Chile has used its potential to export the mineral, and the transformation of lithium has left it to foreign companies that take it to their countries to create batteries and other products. But Boric has made a promise to the Chilean people: to create a new state lithium company and thus, the dynamics of the South American country could change by joining the Latin American trend. But a setback came before Boric: the Chilean justice ordered in January the suspension of a tender to exploit 160,000 tons of lithium in the Atacama region, which had been awarded to a Chinese and a Chilean company.

Argentina has also opened up to private investment. Lithium in the country on the southern tip of the continent began to be exploited in 1980, although its exploitation intensified in the 2000s. The Argentine model leaves the stewardship of the resource to the state governments, but leaves it open to alliances with other foreign companies with experience in the activity. Data from the Argentine government say that the country has 19 mining projects, although only two are in the exploitation phase. The prospect of the South American nation is to achieve a production of 375,000 tons of lithium in the coming years, from the 37,500 it currently produces.

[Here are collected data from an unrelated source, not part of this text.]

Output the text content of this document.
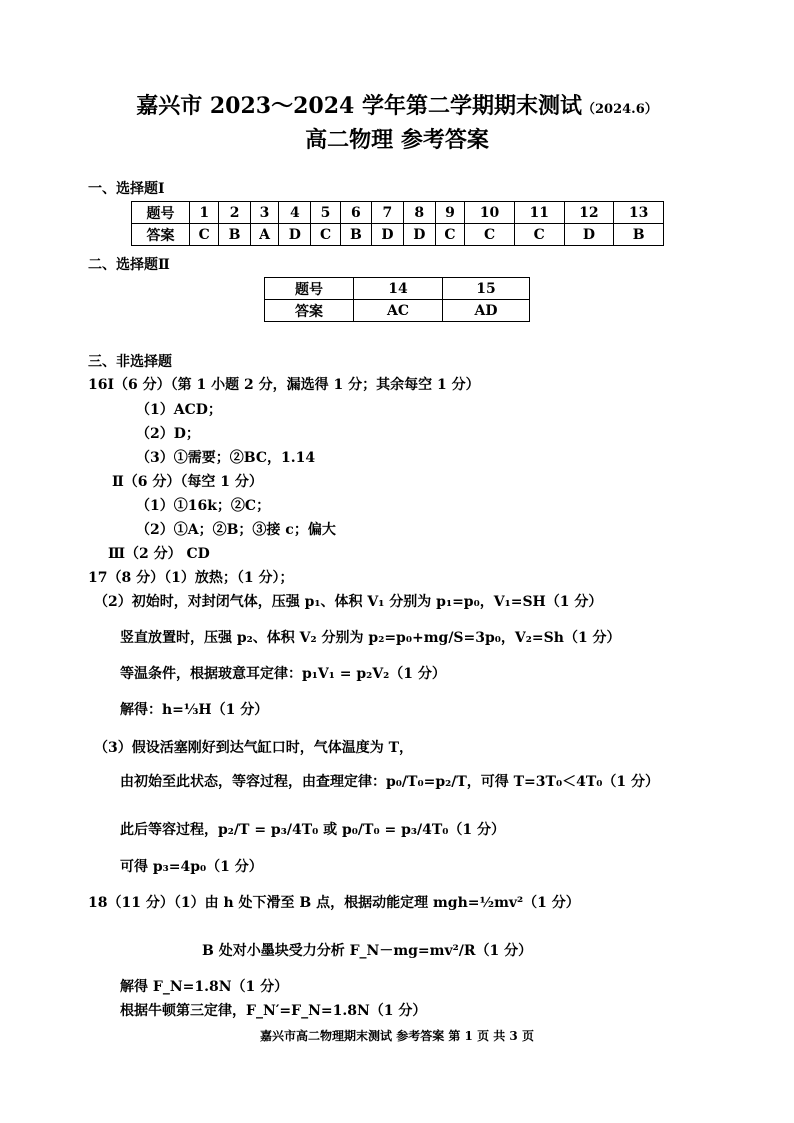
嘉兴市 2023～2024 学年第二学期期末测试（2024.6）
高二物理 参考答案
一、选择题Ⅰ
题号	1	2	3	4	5	6	7	8	9	10	11	12	13
答案	C	B	A	D	C	B	D	D	C	C	C	D	B
二、选择题Ⅱ
题号	14	15
答案	AC	AD
三、非选择题
16Ⅰ（6 分）（第 1 小题 2 分，漏选得 1 分；其余每空 1 分）
（1）ACD；
（2）D；
（3）①需要；②BC，1.14
Ⅱ（6 分）（每空 1 分）
（1）①16k；②C；
（2）①A；②B；③接 c；偏大
Ⅲ（2 分） CD
17（8 分）（1）放热；（1 分）；
（2）初始时，对封闭气体，压强 p₁、体积 V₁ 分别为 p₁=p₀，V₁=SH（1 分）
竖直放置时，压强 p₂、体积 V₂ 分别为 p₂=p₀+mg/S=3p₀，V₂=Sh（1 分）
等温条件，根据玻意耳定律：p₁V₁ = p₂V₂（1 分）
解得：h=⅓H（1 分）
（3）假设活塞刚好到达气缸口时，气体温度为 T，
由初始至此状态，等容过程，由查理定律：p₀/T₀=p₂/T，可得 T=3T₀＜4T₀（1 分）
此后等容过程，p₂/T = p₃/4T₀ 或 p₀/T₀ = p₃/4T₀（1 分）
可得 p₃=4p₀（1 分）
18（11 分）（1）由 h 处下滑至 B 点，根据动能定理 mgh=½mv²（1 分）
B 处对小墨块受力分析 F_N－mg=mv²/R（1 分）
解得 F_N=1.8N（1 分）
根据牛顿第三定律，F_N′=F_N=1.8N（1 分）
嘉兴市高二物理期末测试 参考答案 第 1 页 共 3 页
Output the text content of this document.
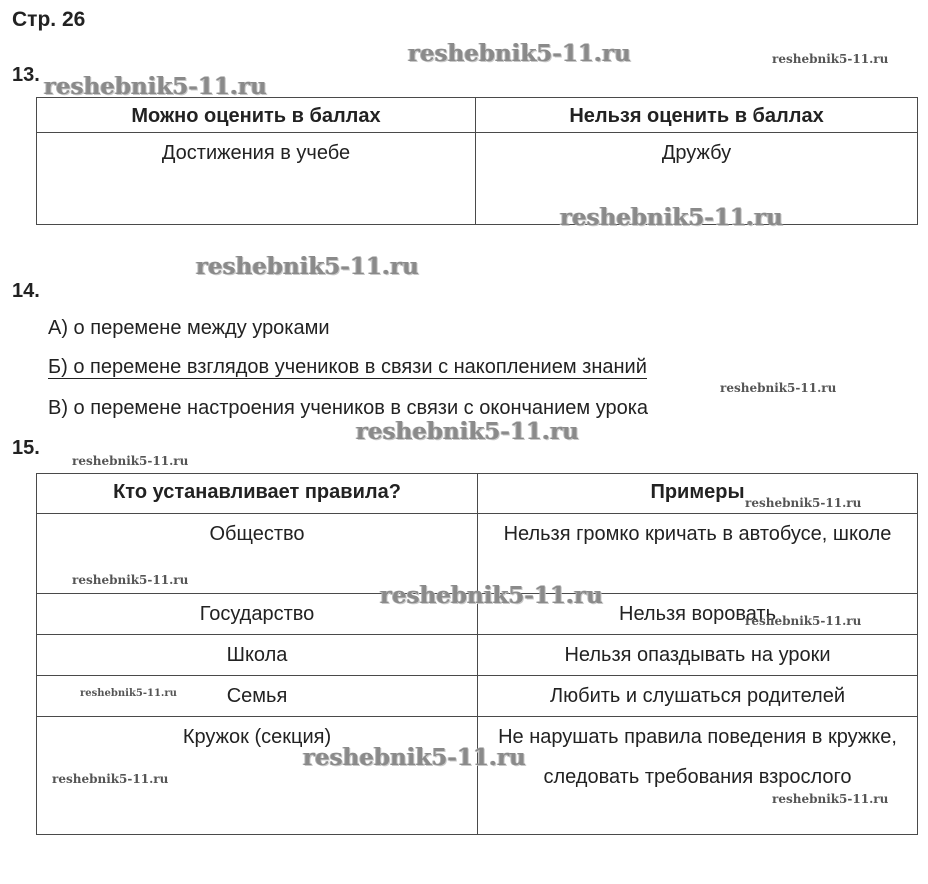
Стр. 26
13.
Можно оценить в баллах	Нельзя оценить в баллах
Достижения в учебе	Дружбу
14.
А) о перемене между уроками
Б) о перемене взглядов учеников в связи с накоплением знаний
В) о перемене настроения учеников в связи с окончанием урока
15.
Кто устанавливает правила?	Примеры
Общество	Нельзя громко кричать в автобусе, школе
Государство	Нельзя воровать
Школа	Нельзя опаздывать на уроки
Семья	Любить и слушаться родителей
Кружок (секция)	Не нарушать правила поведения в кружке, следовать требования взрослого
reshebnik5-11.ru	reshebnik5-11.ru
reshebnik5-11.ru
reshebnik5-11.ru
reshebnik5-11.ru
reshebnik5-11.ru
reshebnik5-11.ru
reshebnik5-11.ru
reshebnik5-11.ru
reshebnik5-11.ru
reshebnik5-11.ru
reshebnik5-11.ru
reshebnik5-11.ru
reshebnik5-11.ru
reshebnik5-11.ru
reshebnik5-11.ru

Mexico will begin the creation of a new company dragging with a failed precedent: Uramex. The defunct state company was created at the end of the 1970s with the intention of extracting uranium to encourage generation via nuclear power plants. But the company’s idea was left only with the intention of displacing fossil fuels. The lack of resources and the absence of interest from the preceding government left the mineral out of government priorities and Uramex as a promise. The last attempt to create a state-owned company in the country has been by the Obradorista government with the subsidiary CFE Telecomunicaciones e Internet para Todos. The company is about to celebrate three years of its creation, but still without any firm step. The intention was again political and not economic: to bring the Internet to all the regions where private companies have not reached.

“It is not a secret, the great criticism of public companies in different sectors, but especially energy, is the issue that there is a lot of corruption and that they are inefficient. It is the ‘bogeyman’ of public companies in all countries and throughout the literature, and the politicization of decisions, that decisions are not made for reasons of efficiency or rationality of the exploitation of economic activity, but for political reasons” says César Hernández, a former official and specialist on the subject.